There are many research studies evaluating the potential benefit of glucosamine and chondroitin for joint health. The results of these studies have been mixed, however, several studies do suggest that people with osteoarthritis who take glucosamine and chondroitin may experience less pain and/or have improved physical function.

One study compared glucosamine and chondroitin with non-steroidal anti-inflammatory drugs (NSAIDs) such as ibuprofen. While researchers concluded NSAIDs work more quickly, this study suggested that, with regular use, glucosamine and chondroitin may also provide relief from pain and other osteoarthritis symptoms.

Additional research suggests that glucosamine and chondroitin supplementation may help to slow the loss of joint cartilage caused by osteoarthritis over the long term (2–3 years).

If you decide to try glucosamine and/or chondroitin supplements, do not take them together. Studies suggest that when glucosamine and chondroitin are taken at the same time, less glucosamine is absorbed by the body. Therefore, it is best to take glucosamine and chondroitin in separate doses. For example, take glucosamine in the morning and take chondroitin in the evening. Take both glucosamine and chondroitin with a meal for best absorption.

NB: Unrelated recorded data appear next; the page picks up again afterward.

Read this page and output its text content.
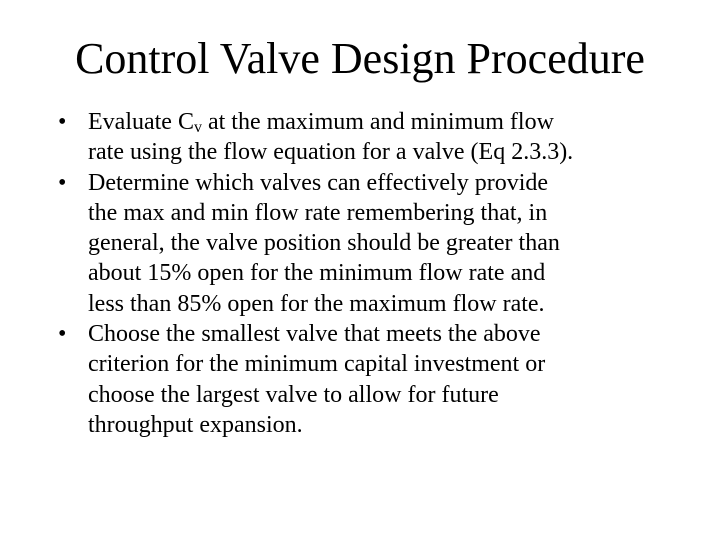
Control Valve Design Procedure
• Evaluate $C_v$ at the maximum and minimum flow
rate using the flow equation for a valve (Eq 2.3.3).
• Determine which valves can effectively provide
the max and min flow rate remembering that, in
general, the valve position should be greater than
about 15% open for the minimum flow rate and
less than 85% open for the maximum flow rate.
• Choose the smallest valve that meets the above
criterion for the minimum capital investment or
choose the largest valve to allow for future
throughput expansion.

As for the dosage, studies that provided 1,500 mg of glucosamine sulfate in a single dose and 800 mg of chondroitin sulfate in one daily dose have shown positive effects.

Omega-3 Fatty Acids

Omega-3 fatty acids are polyunsaturated fats that your body does not produce on its own. Therefore, you must consume them in food and or supplements. There are 3 types of omega-3s, but EPA (eicosapentaenoic acid) and DHA (docosahexaenoic acid) have been the most studied.  Fatty fish such as salmon, herring, sardines, tuna, trout, and mackerel contain EPA and DHA.

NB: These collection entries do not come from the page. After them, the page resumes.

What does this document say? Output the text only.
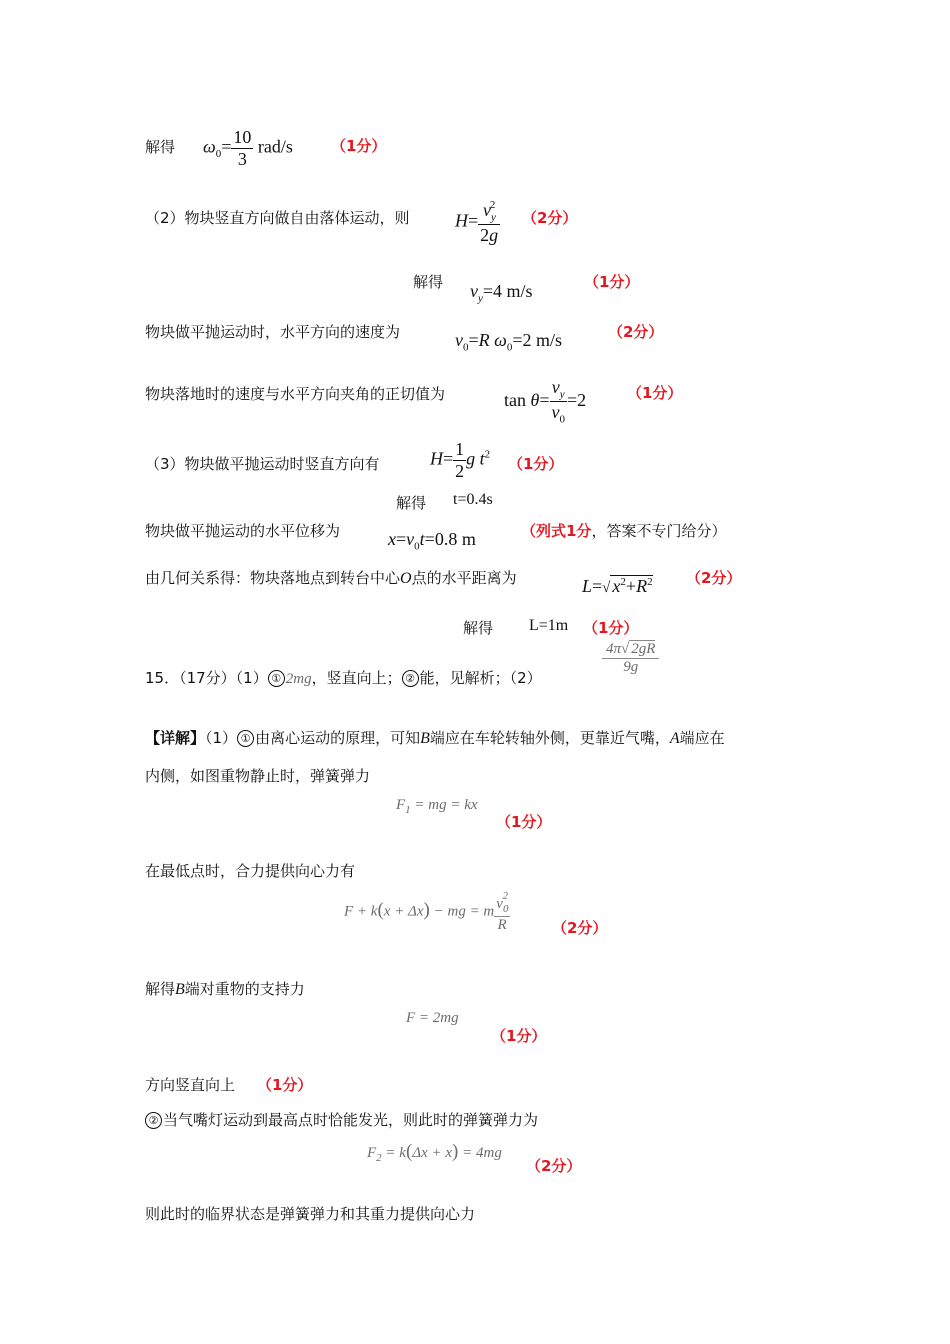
解得 $\omega_0= \frac{10}{3} rad/s$	（1分）
（2）物块竖直方向做自由落体运动，则	$H= \frac{v_y^2}{2g} (2$分）
解得 $v_y=4$ m/s	（1分）
物块做平抛运动时，水平方向的速度为	$v_0=R$ $\omega_0=2$ m/s	（2分）
物块落地时的速度与水平方向夹角的正切值为	$\tan \theta= \frac{v_y}{v_0} =2$	（1分）
（3）物块做平抛运动时竖直方向有	$H= \frac{1}{2}$ g $t^2$
（1分）
解得 t=0.4s
物块做平抛运动的水平位移为	$x=v_0t=0.8$ m	（列式1分，答案不专门给分）
由几何关系得：物块落地点到转台中心O点的水平距离为	L=√ $x^2+R^2$ （2分）
解得 L=1m （1分）
15．（17分）（1） ① 2mg，竖直向上； ② 能，见解析；（2）
$\frac{4\pi√ 2gR}{9g}$
【详解】（1） ① 由离心运动的原理，可知B端应在车轮转轴外侧，更靠近气嘴，A端应在
内侧，如图重物静止时，弹簧弹力
$F_1$ = mg = kx
（1分）
在最低点时，合力提供向心力有
F + k(x + Δx) − mg = m $\frac{v_0^2}{R}$	（2分）
解得B端对重物的支持力
F = 2mg
（1分）
方向竖直向上 （1分）
② 当气嘴灯运动到最高点时恰能发光，则此时的弹簧弹力为
$F_2 = k(\Delta x + x) = 4mg$
（2分）
则此时的临界状态是弹簧弹力和其重力提供向心力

One study found a diet high in fish has been associated with a lower risk of certain joint conditions such as rheumatoid arthritis.  Other studies have shown that omega-3 fatty acids can help reduce pain and joint swelling, as well as reduce the length of time people with arthritis experience morning stiffness.  Studies have also shown that people with rheumatoid arthritis who took fish oil supplements were able to reduce their use of nonsteroidal anti-inflammatory drugs (NSAIDs).

Healthy individuals who eat fatty fish more than twice a week may not need a daily supplement. For people who do not eat fish often, 500-1,000 mg of supplemental omega-3 fatty acids daily may be beneficial.  For people with arthritis, 2 to 3 grams (2,000 – 3,000 mg) of EPA + DHA day seem to be most effective.

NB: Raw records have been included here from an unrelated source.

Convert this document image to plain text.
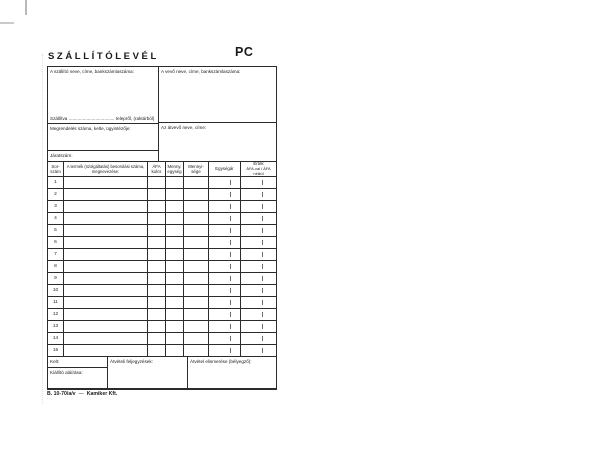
SZÁLLÍTÓLEVÉL	PC
A szállító neve, címe, bankszámlaszáma:
Szállítva .................................... telepről, (raktárból)
Megrendelés száma, kelte, ügyintézője:
Járatszám:
A vevő neve, címe, bankszámlaszáma:
Az átvevő neve, címe:
Sor-
szám
A termék (szolgáltatás) besorolási száma,
megnevezése:
ÁFA
kulcs
Menny.
egység
Mennyi-
sége
Egységár
Érték
ÁFA-val / ÁFA nélkül
1
2
3
4
5
6
7
8
9
10
11
12
13
14
15
Kelt:
Kiállító aláírása:
Átvételi feljegyzések:	Átvétel elismerése (bélyegző):
B. 10-70/a/v — Kamiker Kft.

Turmeric is a bright yellow aromatic spice that comes from the root of the turmeric plant. It used in many East Indian and Asian recipes. Research has suggested that the active ingredient in turmeric, curcumin, offers anti-inflammatory properties and may be beneficial to people with joint pain or arthritis. A study published in The Journal of Alternative and Complementary Medicine concluded taking 500 mg of turmeric extract three to four times daily worked just as well as ibuprofen for pain relief in people with knee osteoarthritis.

With any supplements, make sure you buy products from brands you trust. Look for an NSF or USP symbol on your products to be sure the dietary supplement has been tested and certified by an independent third party. Always speak to a healthcare provider to determine what supplements would be best for you.

Strong, flexible joints are essential for almost every single daily activity you do. Whether you are going for a walk, putting a book on a shelf, nodding your head yes, or standing up from a chair, you depend on your joints!  Treat your joints well by eating a healthful diet, exercising daily, maintaining a healthy weight and by adding appropriate nutritional supplements to your daily routine!